Выбрать главу

Я служил старшим помощником начальника штаба полка. Вёл документацию. Пофамильно записывал, кто, когда, и какие зоны посещал. Это было необходимо для начисления денежного довольствия, разные зоны — разные суммы. Ну и разные дозы облучения.

Перед полком стояла сложная задача — мы не должны были допустить попадания грязной воды из чернобыльских водоёмов в Чёрное море. Мы искали все большие и маленькие ручейки, впадающие в реку Припять. Из Карпат привозили какой-то специальный, встречающийся только там камень, впитывающий в себя радиацию, и таким образом очищающий воду. Из этого камня, привозимого к нам железнодорожными составами, мы строили дамбы. Перегородили практически всё. Это была тяжёлая работа, которую надо было сделать максимально быстро, до сезона дождей, а он вот-вот должен был начаться.

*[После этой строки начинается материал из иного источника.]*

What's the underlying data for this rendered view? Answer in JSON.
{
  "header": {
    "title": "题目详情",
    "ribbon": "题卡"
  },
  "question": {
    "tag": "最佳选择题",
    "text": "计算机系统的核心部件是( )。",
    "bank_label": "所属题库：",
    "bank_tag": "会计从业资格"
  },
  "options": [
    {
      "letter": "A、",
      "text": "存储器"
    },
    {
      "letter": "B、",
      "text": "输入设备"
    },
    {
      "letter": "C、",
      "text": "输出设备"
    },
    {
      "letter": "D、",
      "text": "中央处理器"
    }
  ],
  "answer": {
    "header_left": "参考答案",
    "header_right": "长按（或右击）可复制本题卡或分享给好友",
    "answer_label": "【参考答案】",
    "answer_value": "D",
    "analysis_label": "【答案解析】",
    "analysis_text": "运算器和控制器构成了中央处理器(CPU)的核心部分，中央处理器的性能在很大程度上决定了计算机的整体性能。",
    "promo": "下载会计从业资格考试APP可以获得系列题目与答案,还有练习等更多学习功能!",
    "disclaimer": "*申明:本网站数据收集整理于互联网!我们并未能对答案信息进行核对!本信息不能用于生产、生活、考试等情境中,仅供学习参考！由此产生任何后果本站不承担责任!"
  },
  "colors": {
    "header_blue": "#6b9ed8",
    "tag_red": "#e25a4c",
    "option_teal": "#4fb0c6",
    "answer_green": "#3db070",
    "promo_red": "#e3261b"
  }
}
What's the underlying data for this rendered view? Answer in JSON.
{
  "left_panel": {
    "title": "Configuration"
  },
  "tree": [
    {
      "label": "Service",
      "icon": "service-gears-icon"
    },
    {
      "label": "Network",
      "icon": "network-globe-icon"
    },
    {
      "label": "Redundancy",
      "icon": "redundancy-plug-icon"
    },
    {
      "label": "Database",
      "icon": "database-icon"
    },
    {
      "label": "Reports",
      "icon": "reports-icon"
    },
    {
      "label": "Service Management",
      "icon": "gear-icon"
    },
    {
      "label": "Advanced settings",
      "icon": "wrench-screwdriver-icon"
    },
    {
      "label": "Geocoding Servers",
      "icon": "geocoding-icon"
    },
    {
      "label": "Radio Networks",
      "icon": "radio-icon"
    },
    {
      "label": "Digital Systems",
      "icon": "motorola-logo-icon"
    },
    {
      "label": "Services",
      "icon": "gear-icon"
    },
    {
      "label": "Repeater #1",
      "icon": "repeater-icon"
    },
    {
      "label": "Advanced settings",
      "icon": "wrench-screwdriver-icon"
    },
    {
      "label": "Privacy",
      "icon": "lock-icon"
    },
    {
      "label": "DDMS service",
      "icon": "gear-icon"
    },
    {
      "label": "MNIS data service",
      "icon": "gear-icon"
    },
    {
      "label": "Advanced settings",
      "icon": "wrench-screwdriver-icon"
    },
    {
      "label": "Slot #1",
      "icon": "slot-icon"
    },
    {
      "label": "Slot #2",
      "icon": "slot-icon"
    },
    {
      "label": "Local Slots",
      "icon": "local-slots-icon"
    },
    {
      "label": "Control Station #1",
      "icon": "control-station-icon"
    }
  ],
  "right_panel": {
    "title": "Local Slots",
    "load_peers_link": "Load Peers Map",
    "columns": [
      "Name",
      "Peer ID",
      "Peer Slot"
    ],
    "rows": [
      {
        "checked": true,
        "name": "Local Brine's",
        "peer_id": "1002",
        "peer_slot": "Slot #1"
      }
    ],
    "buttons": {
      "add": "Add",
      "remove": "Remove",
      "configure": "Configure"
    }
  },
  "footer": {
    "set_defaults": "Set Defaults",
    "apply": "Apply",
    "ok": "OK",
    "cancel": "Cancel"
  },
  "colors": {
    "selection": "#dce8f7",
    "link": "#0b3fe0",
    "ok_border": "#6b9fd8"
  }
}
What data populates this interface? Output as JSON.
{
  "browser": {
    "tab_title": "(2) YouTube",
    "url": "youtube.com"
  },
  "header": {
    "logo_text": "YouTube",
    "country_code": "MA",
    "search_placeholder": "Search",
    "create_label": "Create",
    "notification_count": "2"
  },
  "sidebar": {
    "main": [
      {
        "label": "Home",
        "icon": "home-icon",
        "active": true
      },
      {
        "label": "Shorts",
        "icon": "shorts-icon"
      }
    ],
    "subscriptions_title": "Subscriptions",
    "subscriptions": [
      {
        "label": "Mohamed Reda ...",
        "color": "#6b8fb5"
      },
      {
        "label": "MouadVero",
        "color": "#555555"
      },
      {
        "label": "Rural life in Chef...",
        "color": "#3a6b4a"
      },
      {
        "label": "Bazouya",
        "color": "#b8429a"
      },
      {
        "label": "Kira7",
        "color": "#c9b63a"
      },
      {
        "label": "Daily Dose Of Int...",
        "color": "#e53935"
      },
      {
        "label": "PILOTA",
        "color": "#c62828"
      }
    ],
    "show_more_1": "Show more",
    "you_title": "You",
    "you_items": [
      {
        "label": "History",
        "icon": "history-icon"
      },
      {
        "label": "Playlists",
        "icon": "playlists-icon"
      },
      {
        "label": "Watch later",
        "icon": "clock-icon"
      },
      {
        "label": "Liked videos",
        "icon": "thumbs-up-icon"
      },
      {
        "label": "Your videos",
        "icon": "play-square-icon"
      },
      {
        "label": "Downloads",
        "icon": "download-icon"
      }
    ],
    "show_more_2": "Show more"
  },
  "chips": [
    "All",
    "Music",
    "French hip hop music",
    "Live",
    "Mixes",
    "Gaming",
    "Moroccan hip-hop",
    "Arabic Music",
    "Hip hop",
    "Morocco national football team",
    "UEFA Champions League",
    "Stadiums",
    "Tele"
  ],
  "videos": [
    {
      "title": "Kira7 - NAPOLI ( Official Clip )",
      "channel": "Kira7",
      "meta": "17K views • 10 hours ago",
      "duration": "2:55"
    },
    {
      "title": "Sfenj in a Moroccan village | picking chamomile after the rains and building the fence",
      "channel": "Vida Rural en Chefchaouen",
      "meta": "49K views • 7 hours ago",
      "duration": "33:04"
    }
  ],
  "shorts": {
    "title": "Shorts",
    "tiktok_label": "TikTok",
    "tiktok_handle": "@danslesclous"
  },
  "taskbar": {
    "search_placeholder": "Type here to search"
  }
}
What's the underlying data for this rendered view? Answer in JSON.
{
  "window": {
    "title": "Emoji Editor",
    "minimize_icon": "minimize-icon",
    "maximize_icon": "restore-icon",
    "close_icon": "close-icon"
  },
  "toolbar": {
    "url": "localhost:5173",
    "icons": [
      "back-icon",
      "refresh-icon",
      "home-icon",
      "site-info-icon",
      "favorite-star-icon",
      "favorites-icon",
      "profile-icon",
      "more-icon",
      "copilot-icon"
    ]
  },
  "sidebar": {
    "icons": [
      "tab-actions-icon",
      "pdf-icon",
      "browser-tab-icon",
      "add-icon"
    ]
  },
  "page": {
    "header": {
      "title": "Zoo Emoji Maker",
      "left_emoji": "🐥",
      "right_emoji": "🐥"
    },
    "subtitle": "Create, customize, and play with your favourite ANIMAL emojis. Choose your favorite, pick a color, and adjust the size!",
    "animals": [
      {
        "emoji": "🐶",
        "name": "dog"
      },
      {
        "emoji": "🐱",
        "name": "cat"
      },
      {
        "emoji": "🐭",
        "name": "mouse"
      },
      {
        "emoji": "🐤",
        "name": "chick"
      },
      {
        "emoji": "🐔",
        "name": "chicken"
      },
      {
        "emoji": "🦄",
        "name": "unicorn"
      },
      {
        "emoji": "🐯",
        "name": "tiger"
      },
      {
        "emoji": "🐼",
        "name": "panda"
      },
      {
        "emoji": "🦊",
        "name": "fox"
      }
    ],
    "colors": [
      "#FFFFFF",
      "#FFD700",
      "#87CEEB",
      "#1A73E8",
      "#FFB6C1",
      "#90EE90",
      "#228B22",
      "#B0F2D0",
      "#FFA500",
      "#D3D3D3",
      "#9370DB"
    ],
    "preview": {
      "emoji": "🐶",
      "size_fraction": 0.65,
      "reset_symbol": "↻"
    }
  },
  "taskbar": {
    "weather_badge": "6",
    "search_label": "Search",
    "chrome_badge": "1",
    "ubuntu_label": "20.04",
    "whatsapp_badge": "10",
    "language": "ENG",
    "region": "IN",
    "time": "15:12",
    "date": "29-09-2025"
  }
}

Вначале была идея спровоцировать дожди, такие технологии уже тогда существовали. А потом сделали всё с точностью до наоборот — тучи над Чернобылем стали разгонять. Над Чернобылем дождей не было. Иначе бы радиация распространилась на гораздо большую территорию.

Могилы для техники

Я часто вспоминаю могильники с техникой, набравшей радиации столько, что на ней, технически полностью исправной, работать нельзя. Огромная площадка, по границам насыпан земляной вал. Некоторые машины отмывались на пунктах дезактивации, некоторые — нет. Те, которые «не отмывались», сразу отправлялись в могильники. Навсегда.

Клуб во временном городке воинской части, переброшенной в Припять. Фото: из личного фотоальбома Олега Васютинского, участника ликвидации последствий катастрофы на ЧАЭС

Стелла в Припяти. Фото из личного альбома Олега Васютинского, участника ликвидации последствий катастрофы на ЧАЭС

На въезде в город Припять. Фото из личного альбома Олега Васютинского, участника ликвидации последствий катастрофы на ЧАЭС

Ликвидаторы мирно беседуют на фоне взорвавшегося реактора.

Фото: из личного архива Леонида Бронфена

Технику хоронили в могильниках в районе атомной станции. В каждом могильнике могли быть захоронены от сотни до двух сотен единиц техники, в том числе и абсолютно новой, только что с конвейера — и в Чернобыль.

Провокация Запада…

Мы пробыли в Чернобыле четыре месяца. Нас долго не меняли, потому что не кем было менять.

Работали с утра до вечера. Личного времени было мало. Мы выезжали в, как мы их называли, «прифронтовые» города. Книги покупали, в кино ходили. Там никаких ограничений не было: рестораны открыты, люди ходят.

Про радиацию и её последствия не то, что ничего не разъяснялось, но и информация об этом была полностью засекречена. Мои родители и жена очень волновались: в 1979 я вошёл в Афганистан, а теперь — Чернобыль. Кому это понравится?

Некоторые местные жители оставались в деревнях, некоторые возвращались из эвакуации сами. Их подкармливали ликвидаторы. Потом на границе зоны развернули столовые. Можно было поесть бесплатно практически всем желающим в любом количестве. Мы иногда ели там, а потом, вернувшись в часть, ещё и в части.

Наши военнослужащие работали и на крыше взорвавшегося реактора. Там радиоактивный графит впаялся в крышу и сильно фонил. Крышу от них надо было очистить. Я не знаю, зачем был нужен этот героизм. Потом всё равно всю станцию накрыли саркофагом. Ну лежали бы эти графитовые стержни на крыше, или на земле, они всё равно фонили. И фонят до сих пор под саркофагом. Мне кажется, что здесь сработало отношение к советским людям как к расходному материалу. Надо было же показать: мы здесь не просто так, мы героически работаем. А может быть, это связано с Западом. Выбросы на станции шли, Запад их «ловил», мы молчали или говорили «нет, опять провокация Запада, у нас всё отлично, такого быть не может…»

Коммунист

Это был уже самый конец нашей чернобыльской командировки. Я помню Володю Куликова, нашего парторга. Как коммунист, Володя верил, что должен показывать пример. Он был вместе с солдатами на этой чертовой крыше. Провели они там считанные секунды. С лопатами в руках, в этих свинцовых фартуках, противогазах, в которых не так много, что видно. Хорошо, что люди не свалились в дыру на крыше. А вечером Владимиру стало плохо. До ужаса плохо. У него были все признаки облучения. Поймал дозу. Он ходил на крышу два раза. Сам, добровольно. Он проболел всю свою жизнь. На него страшно смотреть было. Он уже умер.